Howdy to you and that's where my parents are from NW Ozarks.


----------



## flatfootflukey (Jun 15, 2010)

hi roland. always good to see another razorback on here.


----------



## Nature Coast beek (Jun 10, 2012)

Hello Roland, 

Moved to my present location about 4 years ago from North Little Rock. I used to cover pretty much the northern half of the state with job before retiring to Florida. You in like Greers Ferry or Heber? Perhaps Clinton? (now I see Yellville: edit) Anyhoo, have fun with the new hobby, new myself, and wish me luck rooting the Hawgs here in Gator country. WTF, Petrino :ws:


----------



## Slow Modem (Oct 6, 2011)

Welcome and enjoy your stay!
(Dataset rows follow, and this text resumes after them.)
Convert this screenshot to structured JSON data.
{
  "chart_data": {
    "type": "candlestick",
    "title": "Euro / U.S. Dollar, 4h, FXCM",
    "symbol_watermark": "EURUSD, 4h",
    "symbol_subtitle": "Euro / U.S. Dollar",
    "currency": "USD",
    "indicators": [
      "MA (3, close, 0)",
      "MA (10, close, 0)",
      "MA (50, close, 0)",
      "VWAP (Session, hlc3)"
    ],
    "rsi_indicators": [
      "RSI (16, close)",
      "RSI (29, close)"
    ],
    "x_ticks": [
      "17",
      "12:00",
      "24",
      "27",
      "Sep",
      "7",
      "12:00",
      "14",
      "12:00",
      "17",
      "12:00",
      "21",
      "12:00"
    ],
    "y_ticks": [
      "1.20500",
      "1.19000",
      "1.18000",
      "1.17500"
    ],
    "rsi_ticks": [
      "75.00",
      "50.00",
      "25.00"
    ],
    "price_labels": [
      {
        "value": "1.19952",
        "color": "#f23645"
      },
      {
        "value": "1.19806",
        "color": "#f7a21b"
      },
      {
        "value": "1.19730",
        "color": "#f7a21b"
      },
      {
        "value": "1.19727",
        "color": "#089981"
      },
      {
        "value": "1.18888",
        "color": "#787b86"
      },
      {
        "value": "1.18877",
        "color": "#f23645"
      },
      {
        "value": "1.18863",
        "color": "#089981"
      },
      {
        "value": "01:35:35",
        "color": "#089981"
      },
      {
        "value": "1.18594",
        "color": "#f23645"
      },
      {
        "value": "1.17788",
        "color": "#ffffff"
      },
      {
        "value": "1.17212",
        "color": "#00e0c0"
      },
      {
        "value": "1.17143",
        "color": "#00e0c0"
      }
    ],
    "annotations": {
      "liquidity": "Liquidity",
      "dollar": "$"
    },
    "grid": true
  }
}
Tons of good info good folks here!


----------



## Solomon Parker (Dec 21, 2002)

Welcome.


----------



## scdw43 (Aug 14, 2008)

Welcome to the site.


----------



## AmericasBeekeeper (Jan 24, 2010)

Welcome Roland!


----------



## Specialkayme (Sep 4, 2005)

Welcome to the site!


----------



## Roland S. (Jun 11, 2012)

Thank you all for the friendly reception! I gotta say that this site is packed full of great information! I started reading about beekeeping about a year ago and until just a few weeks ago I thought I knew what I needed to do to get started. Things have changed! After spending a day on this site and following many links provided here, I've come to realize I have a lot more studying to do and also see that it won't be as expensive to get started as I initially thought. I had no idea there were so many bee keepers out there!
Peace.
Roland :thumbsup:


----------



## DJS (May 7, 2012)

Welcome to the Site from central Ar, I am a new beek my self done lots of reading before I got my bees this year, but there is nothing like experance it for real. Find a local beekeeper and ask if he will let you help. 

Good Luck.


----------